The ambassador’s use of the first person when discussing Yemeni affairs strikes Muhammad Ayesh, editor of the independent newspaper al-Awwali, as telling. It serves to cast him not just as Yemen’s “governor,” but as a leader propelled by a transformative revolution into the country’s top position. “The political and military classes surrendered the country’s affairs completely to the world powers, and then preoccupied themselves with their internecine struggles,” Ayesh remarks. He notes that the country’s factions were incapable of reaching agreement on clearing barricades and evacuating armed forces from the major cities without the intercession of the US ambassador.

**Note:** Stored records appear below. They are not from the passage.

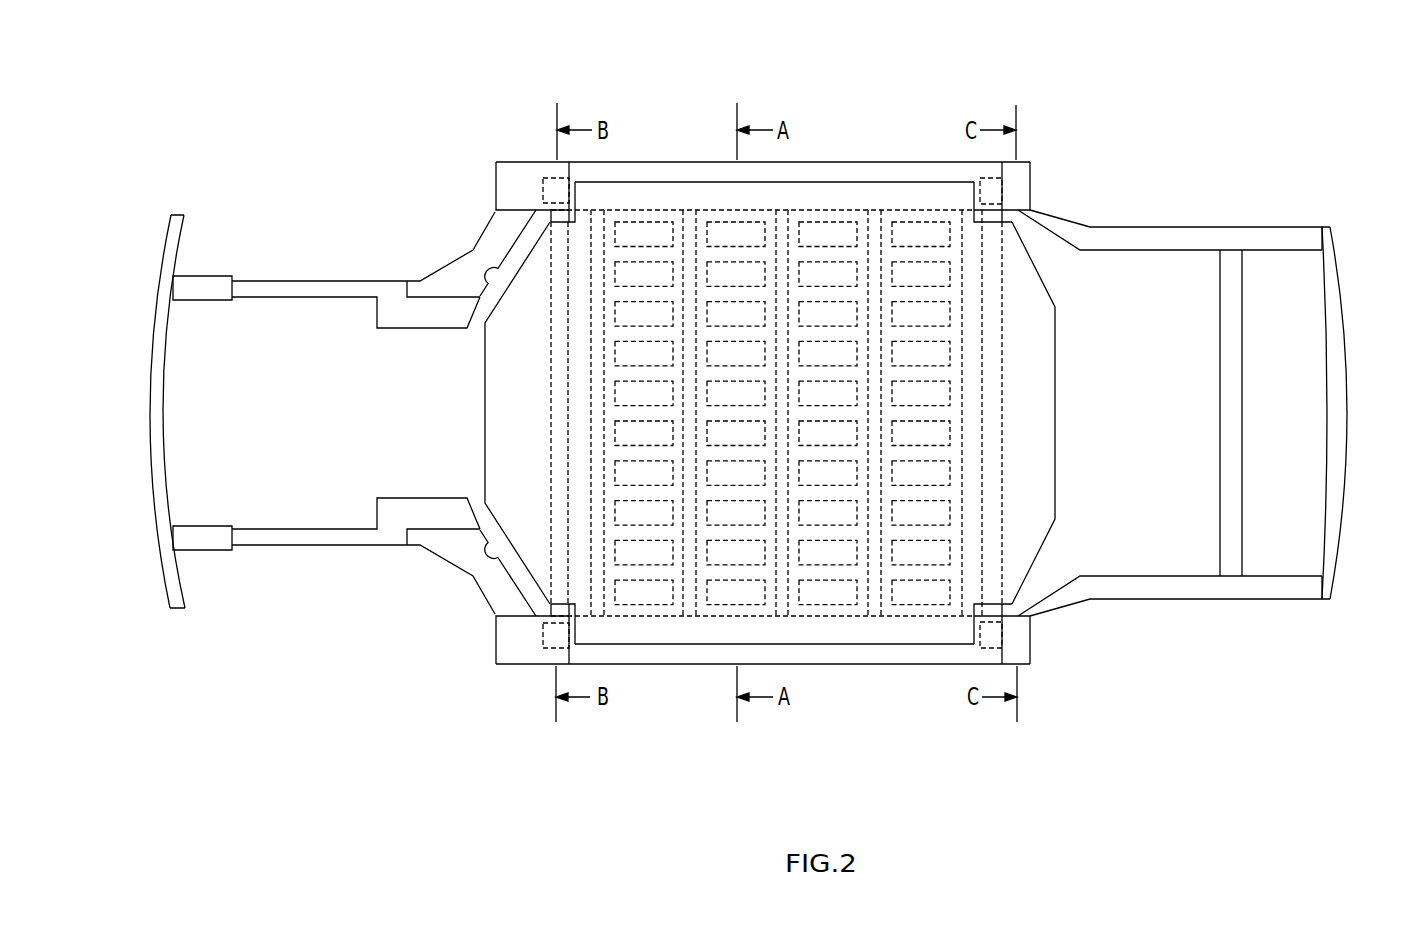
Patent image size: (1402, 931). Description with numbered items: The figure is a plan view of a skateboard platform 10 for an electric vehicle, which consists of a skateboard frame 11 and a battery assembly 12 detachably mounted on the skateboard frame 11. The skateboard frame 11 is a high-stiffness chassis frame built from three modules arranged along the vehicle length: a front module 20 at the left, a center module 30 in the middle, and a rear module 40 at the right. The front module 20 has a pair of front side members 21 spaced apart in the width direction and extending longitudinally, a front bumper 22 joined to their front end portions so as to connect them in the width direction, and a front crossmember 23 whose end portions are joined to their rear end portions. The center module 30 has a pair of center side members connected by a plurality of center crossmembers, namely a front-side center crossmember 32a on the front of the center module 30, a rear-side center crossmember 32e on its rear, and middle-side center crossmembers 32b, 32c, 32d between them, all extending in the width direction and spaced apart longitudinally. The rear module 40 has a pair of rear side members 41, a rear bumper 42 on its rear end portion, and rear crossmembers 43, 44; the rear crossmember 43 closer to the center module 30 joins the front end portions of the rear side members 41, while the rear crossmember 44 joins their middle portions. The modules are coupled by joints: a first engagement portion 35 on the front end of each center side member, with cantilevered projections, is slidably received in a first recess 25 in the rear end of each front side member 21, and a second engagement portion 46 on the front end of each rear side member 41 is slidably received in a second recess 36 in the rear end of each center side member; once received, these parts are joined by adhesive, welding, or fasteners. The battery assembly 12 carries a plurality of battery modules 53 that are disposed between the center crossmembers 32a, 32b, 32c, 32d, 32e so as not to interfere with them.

The skateboard platform 10 is at (343, 116).
The skateboard frame 11 is at (617, 93).
The battery assembly 12 is at (1057, 358).
The front module 20 is at (325, 256).
The front side member 21 is at (348, 287).
The front bumper 22 is at (155, 412).
The front crossmember 23 is at (548, 392).
The first recess 25 is at (538, 190).
The center module 30 is at (857, 162).
The front-side center crossmember 32a is at (600, 262).
The middle-side center crossmember 32b is at (692, 262).
The middle-side center crossmember 32c is at (783, 262).
The middle-side center crossmember 32d is at (876, 262).
The rear-side center crossmember 32e is at (967, 255).
The first engagement portion 35 is at (552, 178).
The second recess 36 is at (980, 190).
The rear module 40 is at (1230, 191).
The rear side member 41 is at (1260, 235).
The rear bumper 42 is at (1333, 285).
The rear crossmember 43 is at (1002, 463).
The rear crossmember 44 is at (1233, 438).
The second engagement portion 46 is at (990, 180).
The battery module 53 is at (613, 250).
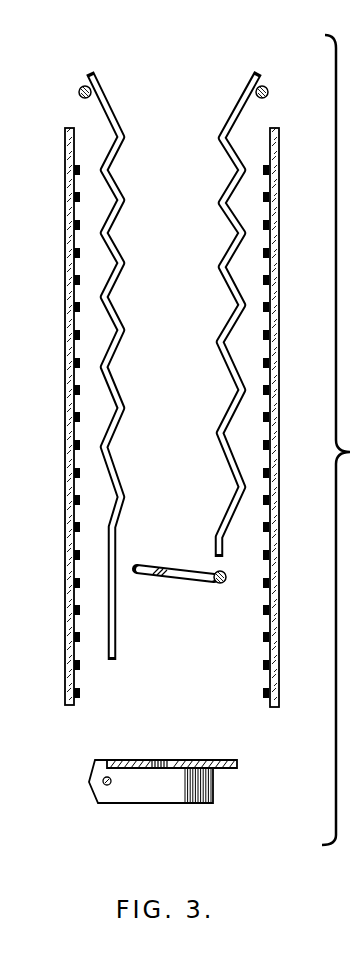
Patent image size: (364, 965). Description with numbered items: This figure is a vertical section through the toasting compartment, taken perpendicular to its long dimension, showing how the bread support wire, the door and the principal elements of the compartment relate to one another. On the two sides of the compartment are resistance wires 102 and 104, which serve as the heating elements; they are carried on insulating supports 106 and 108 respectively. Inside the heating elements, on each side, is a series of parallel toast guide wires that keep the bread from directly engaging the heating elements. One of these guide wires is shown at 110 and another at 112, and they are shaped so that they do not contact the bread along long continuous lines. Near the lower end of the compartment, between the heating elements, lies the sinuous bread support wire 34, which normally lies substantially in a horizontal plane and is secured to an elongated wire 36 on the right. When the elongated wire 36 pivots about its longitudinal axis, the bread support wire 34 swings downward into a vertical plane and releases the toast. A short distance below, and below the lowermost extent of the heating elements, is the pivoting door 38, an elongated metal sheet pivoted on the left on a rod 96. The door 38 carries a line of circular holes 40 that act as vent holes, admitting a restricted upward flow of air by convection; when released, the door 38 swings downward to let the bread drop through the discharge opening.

The resistance wire 102 is at (76, 270).
The resistance wire 104 is at (270, 240).
The insulating support 106 is at (66, 348).
The insulating support 108 is at (280, 338).
The toast guide wire 110 is at (126, 280).
The toast guide wire 112 is at (218, 342).
The bread support wire 34 is at (153, 566).
The elongated wire 36 is at (219, 584).
The pivoting door 38 is at (128, 760).
The circular holes 40 is at (177, 760).
The rod 96 is at (106, 786).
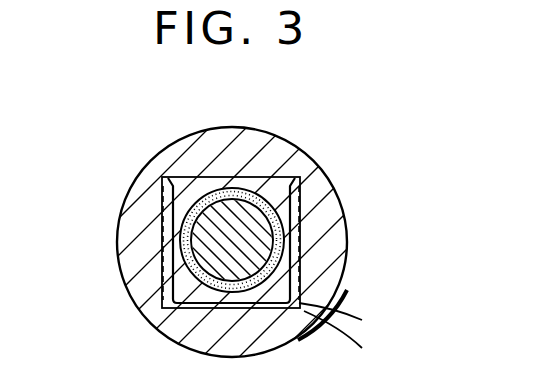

Journalist and political analyst Mansour Hael agrees that it is the weakness and fragmentation of the country’s political groups that is most to blame for turning the US ambassador into “the chief of country’s political and security operations room,” and effectively giving him the final say on a host of domestic issues.

“Yemenis have come to be governed by a state of division, horizontal and vertical. The national unity government is split, and there’s a split between civil society organizations and the political parties,” says Hael, who edits the newspaper al-Tajammu. “That’s what allows the American ambassador to hold the all the political strings in Yemen.”

This article is an edited translation from the Arabic Edition.